Special value dollar night admission and a concession stand at the Drive-In? Oh, but the mouth ignominiously watered at not only the food promised at intermission but those enthralling, luring intermission interludes! Buttered popcorn, hot dogs, coffee, fries, donuts, candy, figs and figments...a veritable feast ...mother, dare I go on? And, if eating we're not on the agenda: Miniature golfing, beachside antics, lounging on lawn chairs, and dioramas at the Drive-in? A flea market? Fleas weren't your interest? Revivals? Music? All this and,...let's not cast aside the main event that drew movie goers...hypnotic (ho there!) family movies unfolding before every ones' eyes focused, honed and peering through sporadically illuminated firefly dotted windshields?
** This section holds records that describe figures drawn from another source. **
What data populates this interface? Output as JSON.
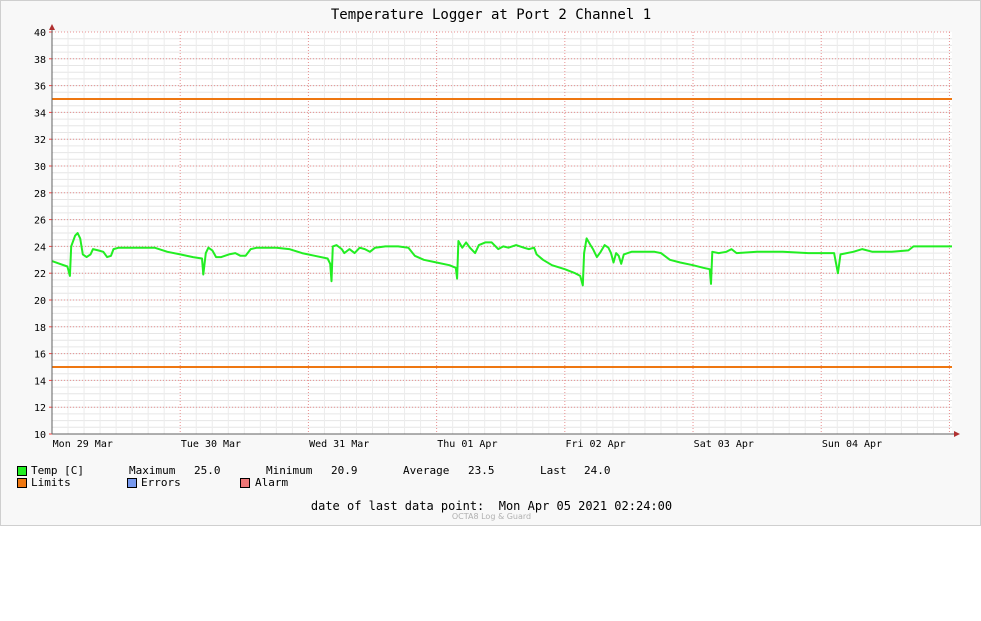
{
  "colors": {
    "temp": "#22ee22",
    "limits": "#ee7711",
    "errors": "#7799ee",
    "alarm": "#ee7777"
  },
  "chart_data": {
    "type": "line",
    "title": "Temperature Logger at Port 2 Channel 1",
    "xlabel": "",
    "ylabel": "",
    "ylim": [
      10,
      40
    ],
    "xlim": [
      0,
      7.02
    ],
    "yticks": [
      10,
      12,
      14,
      16,
      18,
      20,
      22,
      24,
      26,
      28,
      30,
      32,
      34,
      36,
      38,
      40
    ],
    "xticks": [
      {
        "x": 0.24,
        "label": "Mon 29 Mar"
      },
      {
        "x": 1.24,
        "label": "Tue 30 Mar"
      },
      {
        "x": 2.24,
        "label": "Wed 31 Mar"
      },
      {
        "x": 3.24,
        "label": "Thu 01 Apr"
      },
      {
        "x": 4.24,
        "label": "Fri 02 Apr"
      },
      {
        "x": 5.24,
        "label": "Sat 03 Apr"
      },
      {
        "x": 6.24,
        "label": "Sun 04 Apr"
      }
    ],
    "grid": true,
    "series": [
      {
        "name": "Temp [C]",
        "color": "#22ee22",
        "points": [
          [
            0.0,
            22.9
          ],
          [
            0.06,
            22.7
          ],
          [
            0.12,
            22.5
          ],
          [
            0.14,
            21.8
          ],
          [
            0.15,
            24.0
          ],
          [
            0.18,
            24.8
          ],
          [
            0.2,
            25.0
          ],
          [
            0.22,
            24.6
          ],
          [
            0.24,
            23.4
          ],
          [
            0.27,
            23.2
          ],
          [
            0.3,
            23.4
          ],
          [
            0.32,
            23.8
          ],
          [
            0.36,
            23.7
          ],
          [
            0.4,
            23.6
          ],
          [
            0.43,
            23.2
          ],
          [
            0.46,
            23.3
          ],
          [
            0.48,
            23.8
          ],
          [
            0.52,
            23.9
          ],
          [
            0.65,
            23.9
          ],
          [
            0.8,
            23.9
          ],
          [
            0.9,
            23.6
          ],
          [
            1.0,
            23.4
          ],
          [
            1.1,
            23.2
          ],
          [
            1.17,
            23.1
          ],
          [
            1.18,
            21.9
          ],
          [
            1.2,
            23.5
          ],
          [
            1.22,
            23.9
          ],
          [
            1.25,
            23.7
          ],
          [
            1.28,
            23.2
          ],
          [
            1.32,
            23.2
          ],
          [
            1.38,
            23.4
          ],
          [
            1.43,
            23.5
          ],
          [
            1.47,
            23.3
          ],
          [
            1.51,
            23.3
          ],
          [
            1.55,
            23.8
          ],
          [
            1.6,
            23.9
          ],
          [
            1.75,
            23.9
          ],
          [
            1.85,
            23.8
          ],
          [
            1.95,
            23.5
          ],
          [
            2.05,
            23.3
          ],
          [
            2.15,
            23.1
          ],
          [
            2.17,
            22.7
          ],
          [
            2.18,
            21.4
          ],
          [
            2.19,
            24.0
          ],
          [
            2.22,
            24.1
          ],
          [
            2.26,
            23.8
          ],
          [
            2.28,
            23.5
          ],
          [
            2.32,
            23.8
          ],
          [
            2.36,
            23.5
          ],
          [
            2.4,
            23.9
          ],
          [
            2.44,
            23.8
          ],
          [
            2.48,
            23.6
          ],
          [
            2.52,
            23.9
          ],
          [
            2.6,
            24.0
          ],
          [
            2.7,
            24.0
          ],
          [
            2.78,
            23.9
          ],
          [
            2.83,
            23.3
          ],
          [
            2.9,
            23.0
          ],
          [
            3.0,
            22.8
          ],
          [
            3.1,
            22.6
          ],
          [
            3.15,
            22.4
          ],
          [
            3.16,
            21.6
          ],
          [
            3.17,
            24.4
          ],
          [
            3.2,
            23.9
          ],
          [
            3.23,
            24.3
          ],
          [
            3.26,
            23.9
          ],
          [
            3.3,
            23.5
          ],
          [
            3.33,
            24.1
          ],
          [
            3.38,
            24.3
          ],
          [
            3.43,
            24.3
          ],
          [
            3.48,
            23.8
          ],
          [
            3.52,
            24.0
          ],
          [
            3.56,
            23.9
          ],
          [
            3.62,
            24.1
          ],
          [
            3.68,
            23.9
          ],
          [
            3.72,
            23.8
          ],
          [
            3.76,
            23.9
          ],
          [
            3.78,
            23.4
          ],
          [
            3.83,
            23.0
          ],
          [
            3.9,
            22.6
          ],
          [
            4.0,
            22.3
          ],
          [
            4.08,
            22.0
          ],
          [
            4.12,
            21.8
          ],
          [
            4.14,
            21.1
          ],
          [
            4.15,
            23.5
          ],
          [
            4.17,
            24.6
          ],
          [
            4.2,
            24.1
          ],
          [
            4.22,
            23.8
          ],
          [
            4.25,
            23.2
          ],
          [
            4.28,
            23.6
          ],
          [
            4.31,
            24.1
          ],
          [
            4.34,
            23.9
          ],
          [
            4.36,
            23.5
          ],
          [
            4.38,
            22.8
          ],
          [
            4.4,
            23.5
          ],
          [
            4.42,
            23.3
          ],
          [
            4.44,
            22.7
          ],
          [
            4.46,
            23.4
          ],
          [
            4.52,
            23.6
          ],
          [
            4.6,
            23.6
          ],
          [
            4.7,
            23.6
          ],
          [
            4.75,
            23.5
          ],
          [
            4.82,
            23.0
          ],
          [
            4.9,
            22.8
          ],
          [
            5.0,
            22.6
          ],
          [
            5.08,
            22.4
          ],
          [
            5.13,
            22.3
          ],
          [
            5.14,
            21.2
          ],
          [
            5.15,
            23.6
          ],
          [
            5.2,
            23.5
          ],
          [
            5.26,
            23.6
          ],
          [
            5.3,
            23.8
          ],
          [
            5.34,
            23.5
          ],
          [
            5.5,
            23.6
          ],
          [
            5.7,
            23.6
          ],
          [
            5.9,
            23.5
          ],
          [
            6.1,
            23.5
          ],
          [
            6.13,
            22.0
          ],
          [
            6.15,
            23.4
          ],
          [
            6.25,
            23.6
          ],
          [
            6.32,
            23.8
          ],
          [
            6.4,
            23.6
          ],
          [
            6.55,
            23.6
          ],
          [
            6.68,
            23.7
          ],
          [
            6.72,
            24.0
          ],
          [
            6.85,
            24.0
          ],
          [
            7.02,
            24.0
          ]
        ]
      },
      {
        "name": "Limits",
        "color": "#ee7711",
        "y": 35
      },
      {
        "name": "Limits",
        "color": "#ee7711",
        "y": 15
      }
    ]
  },
  "legend": {
    "temp_label": "Temp [C]",
    "max_label": "Maximum",
    "max_value": "25.0",
    "min_label": "Minimum",
    "min_value": "20.9",
    "avg_label": "Average",
    "avg_value": "23.5",
    "last_label": "Last",
    "last_value": "24.0",
    "limits_label": "Limits",
    "errors_label": "Errors",
    "alarm_label": "Alarm"
  },
  "footer": {
    "last_point": "date of last data point:  Mon Apr 05 2021 02:24:00",
    "watermark": "OCTA8 Log & Guard"
  }
}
Say what, there's more?! Relaxing and enjoying the "movie-reel flick" in the appropriate apparel department was and is still NOT altogether an issue either?! That's right again! Hubba! Hubba! Whether slicked up or decked out in next to nil 'neath a raincoat (wink, again) or the children donned in their pink Doctor D. Pajamas, and, say...why not,let's maybe... dare we....just for fun, mind you, GO ON THEN... throw into the mix....crazy Aunt Alice, sporting her barbecue flipper and gloves! It was allllll good and still can be at the drive-in!
Wicked Bad Convolution Here: Oh one more thing? Why else were the Drive In Theaters so wildly popular? A Huggin and A Kissin...what more do I be missin? (I could be talking GI Joes and GI Janes, but there is Grandma and Grandpa to consider too, by Jingo)! I'm not going to further explore this potential romantic aspect just yet...in lieu, mind you, of practicing delicate behavior for purely serious gravity and effect today. OH, BUT I COULD...genteel shock and awe,...we've time to delve and dwell there later...I assure you....hmmm...anyway, we'll make haste and move ye to trundle onward, Gentle Readers.
Sigh! How did we miss it? How did we miss the advent and heyday of the Drive In Theatre Show? Simply, some of us came along a bit too late in life and history! Drive-In Theatres were created from the ideals, visions, experimentations, investment of $30,000, and a patent on May 16, 1933 courtesy of Richard M. Hollingshead, Junior. As a result of Mr. Hollingsheads' efforts, Americans' enjoyed the first Drive-In show June 6, 1933 in Camden, NJ. Mr. Hollingshead wisely advertised his first drive-in theater with the slogan, "The whole family is welcome, regardless of how noisy the children are". TRUE THAT says, Jolene. I'd say he had a good idea and finger on the pulse of American families then! The admission price was 25 cents for the car and 25 cents per person. Oh how I wish the Drive-In was one nova that had not already flared and nearly burnt itself out today. Whimper, sobs, sigh.
Take the family to the Drive-In Movies or good family entertainment, Gentle Readers!
And, if I have indeed drawn parallels to your 21rst century universe in any applicable way, captivated the imagination, plied you with non-compulsory, exciting, interesting and invigorating knowledge, provided panacea to the ever present family dilemma, just give me one big teary thank you after another. And, allow the accolades to roar on and reign down upon my head!
So, whilst ye may...from the baby to the mid-life and beyond identity crises...indulge a bit... if you have the "running out of time" chance...from Starlite to Star Vue, cruise on in to one of the last remaining American drive-ins... "with the family for good family entertainment"?
Twilight any fine summers' day, family...hale and hearty?! Meet Me There Neath the Stars at the Drive-In Theatre?